Literatura

Diário de um Humano

Um som, submissão...

Sou a face negra de um rio enganador...

Um som, cântico de submissão na silhueta da minha dor.
A mulher, o amor, a vida, sombras difusas que me cegam de pranto. Caminho só, seguindo pelo horizonte uma linha imaginária, em paralelo ao rio que espelha uma imagem de mim quando sobre ele me debruço, e no entanto não é meu aquilo que vejo, não sou forte e saudável como a água me quer dar a entender, não sou alegre nem encorpado, sou a face negra de um rio enganador, um rio de deus que não me entrega nos olhos a face do diabo que é tudo que me dirige, que é toda a minha aparência perante a vida – passo pelos dias, tranquilo, como uma brisa de ar frio passa pelas gentes deste mundo, cortante, perceptível mas facilmente olvidável. Ninguém me conhece verdadeiramente, ninguém me vê como sou – tal como a brisa gélida que ninguém observa nem conhece mas que toda a gente sente, sou um pedaço visível de invisibilidade, uma luz ténue que se eclipsa quando se abeiram os territórios do sentimento. Conto os passos e as árvores, um e uma, dois e duas, três e três, rodo em círculos cá dentro e a linha recta dos passos das minhas pernas faz-me confusão, dá-me tonturas, náusea insuportável, talvez porque não me reveja no que faço e sim no que sinto, ou tão-somente porque o que sinto não é que o meu corpo sente e seja de todo impossível de continuar a ser dois em consciência (em inconsciência já muitos o são, sorridentes: malucos, diz o mundo), de prosseguir a contar objectos exteriores quando os interiores dão parte de si, morrem aos poucos seduzidos pela vertigem do desprezo – e acabo por não saber em quantos vou ou sequer se vou, se continuo, ou paro de repente de contar e desisto de ser para os outros desde sempre o mesmo que estas árvores e estes passos acabam por ser para mim, objectos exteriores que no fundo não contam para nada apesar de servirem para serem contados; sou um número, sim, é isso, um número, mais um coração que bate entre tantos milhares de milhões ou milhões de milhões, uma estatística, mera, simples, casual, sem interesse, pena que não me consiga ver dentro de um gráfico ou de um ecrã e me exclua de ser dentro de mim, roubar-me do meu interior, olhar-me de fora para dentro e ter a capacidade de ver o que as águas espelhadas do rio mostram.

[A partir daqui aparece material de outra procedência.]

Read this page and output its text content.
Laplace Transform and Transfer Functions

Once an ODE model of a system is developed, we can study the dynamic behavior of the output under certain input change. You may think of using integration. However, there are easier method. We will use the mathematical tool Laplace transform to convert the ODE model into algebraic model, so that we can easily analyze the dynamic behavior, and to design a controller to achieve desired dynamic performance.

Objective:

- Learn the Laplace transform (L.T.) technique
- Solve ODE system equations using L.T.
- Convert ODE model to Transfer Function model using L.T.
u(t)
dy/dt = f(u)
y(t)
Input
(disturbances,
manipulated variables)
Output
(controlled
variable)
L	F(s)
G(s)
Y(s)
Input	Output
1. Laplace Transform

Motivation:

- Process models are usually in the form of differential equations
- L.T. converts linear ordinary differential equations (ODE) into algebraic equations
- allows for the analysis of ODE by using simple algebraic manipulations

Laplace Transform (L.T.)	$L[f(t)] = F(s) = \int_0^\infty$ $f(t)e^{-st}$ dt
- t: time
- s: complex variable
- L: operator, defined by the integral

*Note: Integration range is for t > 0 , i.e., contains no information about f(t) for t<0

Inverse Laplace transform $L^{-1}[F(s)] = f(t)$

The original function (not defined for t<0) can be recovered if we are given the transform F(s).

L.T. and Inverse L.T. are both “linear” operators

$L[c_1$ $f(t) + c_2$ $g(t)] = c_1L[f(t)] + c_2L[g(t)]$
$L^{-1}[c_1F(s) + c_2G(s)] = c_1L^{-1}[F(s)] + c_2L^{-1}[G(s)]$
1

Sou um som quando devia ser silêncio, é essa a minha submissão, o meu vergar real que, adormecido e anestesiado pelo sono e pelo sonho de não sentir que vivo, renego, veemente. Queria poder dizer nada, ser um vazio de voz, de palavras, e não entregar-me sem luta como faço, dar eco ao que não sinto e manter aprisionado, sem carácter para fugir, a tentação máxima de nada dizer – como gostaria de flutuar sobre os dias sem os tocar, sem os sentir! Como gostaria de passar pelos outros sem me magoar, sem o sangue da minha dor! Como gostaria de afagar o amor sem o estilhaçar, sem me estilhaçar!

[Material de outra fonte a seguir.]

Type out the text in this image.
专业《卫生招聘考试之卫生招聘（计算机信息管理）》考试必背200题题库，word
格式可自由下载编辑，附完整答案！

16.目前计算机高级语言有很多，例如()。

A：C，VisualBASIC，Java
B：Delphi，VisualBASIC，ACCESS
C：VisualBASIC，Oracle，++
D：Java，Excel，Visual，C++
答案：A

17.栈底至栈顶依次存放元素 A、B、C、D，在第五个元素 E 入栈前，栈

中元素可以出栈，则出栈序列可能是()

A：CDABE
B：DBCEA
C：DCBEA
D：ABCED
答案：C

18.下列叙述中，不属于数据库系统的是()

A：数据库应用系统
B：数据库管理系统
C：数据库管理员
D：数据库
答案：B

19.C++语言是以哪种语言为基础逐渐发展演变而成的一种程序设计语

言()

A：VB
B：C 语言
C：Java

Não consigo ser nada, ser pó – sempre este alguma coisa que é nada, este vácuo com dimensão física, uma inibição constante do impossível.

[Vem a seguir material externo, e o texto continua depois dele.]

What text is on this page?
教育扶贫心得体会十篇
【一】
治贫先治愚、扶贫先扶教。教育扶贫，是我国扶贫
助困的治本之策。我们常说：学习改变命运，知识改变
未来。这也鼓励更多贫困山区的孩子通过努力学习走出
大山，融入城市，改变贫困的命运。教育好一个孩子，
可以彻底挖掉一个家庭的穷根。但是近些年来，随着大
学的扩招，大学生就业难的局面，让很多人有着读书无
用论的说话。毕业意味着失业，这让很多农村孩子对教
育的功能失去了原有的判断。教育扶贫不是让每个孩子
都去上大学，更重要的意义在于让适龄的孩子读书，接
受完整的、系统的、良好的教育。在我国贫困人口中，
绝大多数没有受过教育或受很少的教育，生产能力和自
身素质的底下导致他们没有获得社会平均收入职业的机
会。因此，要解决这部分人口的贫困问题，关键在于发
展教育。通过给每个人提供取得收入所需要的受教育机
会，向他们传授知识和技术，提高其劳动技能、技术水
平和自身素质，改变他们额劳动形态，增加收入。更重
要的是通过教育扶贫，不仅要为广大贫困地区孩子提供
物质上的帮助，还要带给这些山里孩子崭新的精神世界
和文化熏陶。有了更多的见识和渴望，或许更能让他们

Amo, socorro-me de um abraço e de um beijo, extasio-me, rio, canto, danço, e depois, no final, no encontro a sós comigo na penumbra do quarto, arrependo-me de ter sido feliz, mutilo os meus actos com o sangue do pensamento que teima em escorrer por mim – e termino entrevado nos braços molhados das lágrimas, de olhos fechados, na quimera de um dia ser capaz de nada dizer.